Tony Stewart stares down one last Chase .. a win in hand

ByBOB POCKRASS
June 30, 2016, 11:50 AM

— -- Tony Stewart wouldn't make predictions during the preseason about his final Sprint Cup year. He knew he had struggled since 2013, and he didn't want to put on a bold face and guarantee a win or a Chase berth. He only promised he would do his best and try to have fun along the way.

Many in sports equal fun with winning. Second is the first loser. But while he has compiled a house full of racing-winning and championship trophies, racing for Stewart also revolves around speed and fervent competition. Go hard or go home but go at it with respect. The atmosphere: Raw with the smell of fuel amid the blinding speed in cars driven by the fearless.

Racing at the Sprint Cup level doesn't feature that grass-roots feel. Along with the boatloads of money earned and money spent come mudslides of manure that drivers and owners must trudge through. Stewart gets the double-whammy of both driver and owner. He needs his own tanker trailer of Port-o-John suction power to navigate his racing season.

So he will retire after this year and go back to the pure form of racing sprint cars when he wants, not when some sponsor tells him to. He will get to the track, practice, qualify and race all in the same day and either go have pizza and beers, go light fireworks (did you see that display on Periscope?) or head to the next track. Or he could just go to sleep. Or get on his plane and go somewhere remote, away from the bright lights and the adoration.

He will still rank as a superstar and he will have to contend with public perception, but it won't drain him as much as it does now. If things get too overwhelming, he can decide to change his plans.
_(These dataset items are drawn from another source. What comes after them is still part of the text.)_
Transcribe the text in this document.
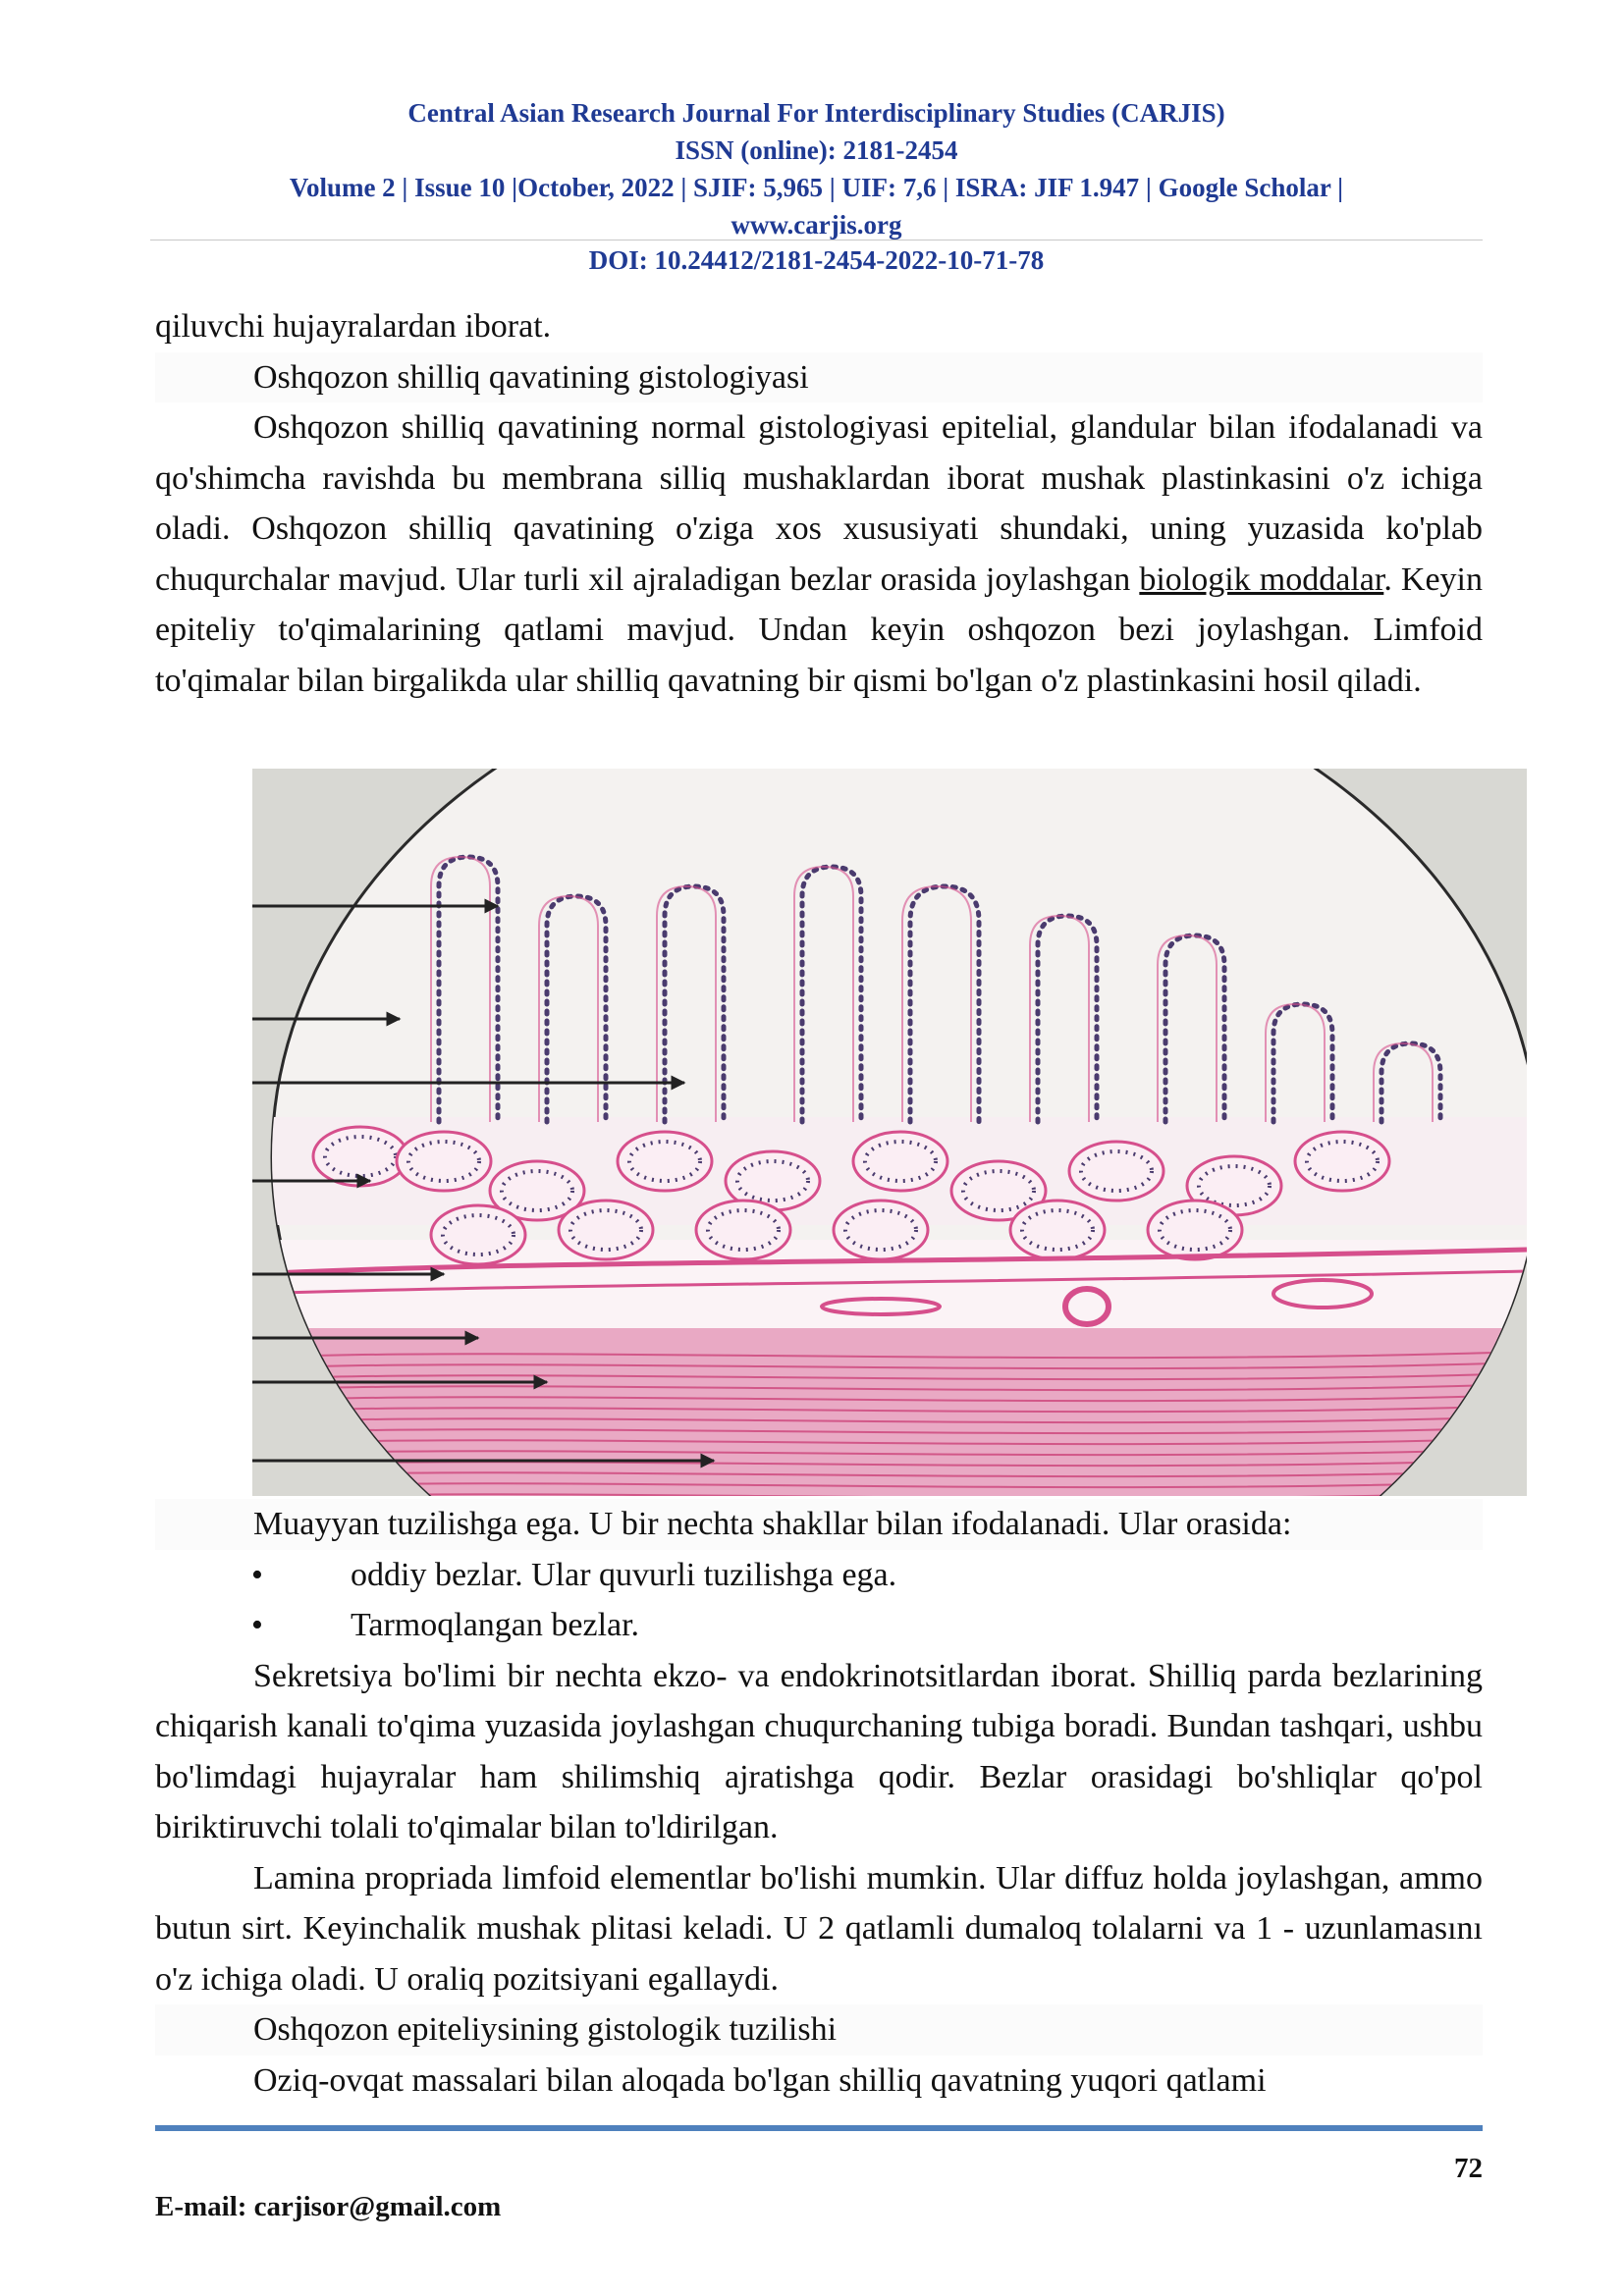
Central Asian Research Journal For Interdisciplinary Studies (CARJIS)
ISSN (online): 2181-2454
Volume 2 | Issue 10 |October, 2022 | SJIF: 5,965 | UIF: 7,6 | ISRA: JIF 1.947 | Google Scholar |
www.carjis.org
DOI: 10.24412/2181-2454-2022-10-71-78

qiluvchi hujayralardan iborat.

Oshqozon shilliq qavatining gistologiyasi

Oshqozon shilliq qavatining normal gistologiyasi epitelial, glandular bilan ifodalanadi va qo'shimcha ravishda bu membrana silliq mushaklardan iborat mushak plastinkasini o'z ichiga oladi. Oshqozon shilliq qavatining o'ziga xos xususiyati shundaki, uning yuzasida ko'plab chuqurchalar mavjud. Ular turli xil ajraladigan bezlar orasida joylashgan biologik moddalar. Keyin epiteliy to'qimalarining qatlami mavjud. Undan keyin oshqozon bezi joylashgan. Limfoid to'qimalar bilan birgalikda ular shilliq qavatning bir qismi bo'lgan o'z plastinkasini hosil qiladi.

Muayyan tuzilishga ega. U bir nechta shakllar bilan ifodalanadi. Ular orasida:

•	oddiy bezlar. Ular quvurli tuzilishga ega.
•	Tarmoqlangan bezlar.

Sekretsiya bo'limi bir nechta ekzo- va endokrinotsitlardan iborat. Shilliq parda bezlarining chiqarish kanali to'qima yuzasida joylashgan chuqurchaning tubiga boradi. Bundan tashqari, ushbu bo'limdagi hujayralar ham shilimshiq ajratishga qodir. Bezlar orasidagi bo'shliqlar qo'pol biriktiruvchi tolali to'qimalar bilan to'ldirilgan.

Lamina propriada limfoid elementlar bo'lishi mumkin. Ular diffuz holda joylashgan, ammo butun sirt. Keyinchalik mushak plitasi keladi. U 2 qatlamli dumaloq tolalarni va 1 - uzunlamasını o'z ichiga oladi. U oraliq pozitsiyani egallaydi.

Oshqozon epiteliysining gistologik tuzilishi

Oziq-ovqat massalari bilan aloqada bo'lgan shilliq qavatning yuqori qatlami

E-mail: carjisor@gmail.com
72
And after winning Sunday at Sonoma Raceway, Stewart can also say he went out of NASCAR as a winner in his final Sprint Cup season. Not every great driver can say that. And not every great driver had gone three years -- 84 races (plus 26 more that he missed) -- before winning in his final rodeo.

For someone so brash, Stewart also apparently has a sensitive side. He doesn't understand how some people could have such venom, which they spew on social media, critical of his racing ability, his demeanor, and his past transgressions. Certainly, Stewart's resume and at-track persona -- and more than a few antics -- don't sit well with everyone and he has earned some of that hate.

He reads he's too washed up, too slow and obviously can't drive the good equipment that Kevin Harvick and Kurt Busch take to wins. And it might not hurt for long, but Stewart saw enough of those comments to mention in his postrace news conference at Sonoma.

His win at Sonoma won't change that type of vitriol. His lengthy resume has allowed fans to form opinions. If he got on social media this week, he might stumble among those who believe that Denny Hamlin purposefully went wide in the final corner to give Stewart the win. (The video does not help the cause, especially the overhead shots. Hamlin had a good gap on Stewart and went wide, blowing the corner in epic fashion. How in the world could Hamlin mess up so bad?)

But to believe Hamlin gifted the victory, you would have to assume Hamlin first made a mistake in passing Stewart in the first place.

Knowing the competitiveness of a race-car driver, it is rational to believe Hamlin just delivered the choke job of ultimate proportion. Even the best make mistakes, and Hamlin has made a few in his career, especially in the 2010 championship hunt. Great pitchers hang a fastball at the wrong moment. Great basketball shooters miss from close range. Sometimes the best golfer two-putts when a 12-year-old can sink it on the first try.

Stewart earned this win. He didn't get passed on either of the restarts after he assumed the lead. As he said, he probably hit all but three corners on the final 14 laps. He delivered a winning performance no matter what happened on that last lap.

Now comes the Chase. In 2011 he predicted he didn't have a chance and then won five races to capture the title. So don't ask him now, he'll say.

Don't look on the track for answers. Teams ran the proposed 2017 package at Michigan, where Stewart had his best performance of the season prior to Sonoma. The road course at Sonoma has no correlation to any turn in the Chase, and this week the series heads to the restrictor-plate event at Daytona. Then comes another look at the 2017 package with Kentucky. Not for another month will Stewart race a car that has a potential Chase setup.

The odds don't favor him. But truthfully a driver doesn't have to run great in the entire Chase to advance to the championship round. A driver could race mediocre in the first round, good in the second round and then must have those great moments over the last four events.

Stewart could get there. But if he doesn't, he gave his fans one more chance to celebrate. Actually, they'll have plenty of more chances to celebrate. When he gets to running the cars that truly make him happy, they could see him race closer to their hometowns, and they'll pay cheaper prices for tickets and concessions. As long as they can see through the clouds of dirt rising from the surface, they will see Stewart wheeling a car with a smile on his face.

When he wins, he'll celebrate. He might have to thank a few sponsors, but he'll celebrate in a victory lane void of much of the butt-kissing and media stops one has to do as part of the big-money Sprint Cup machine.

It will be raw. It will be real. And it will prove once again that he has the talent. No questions asked.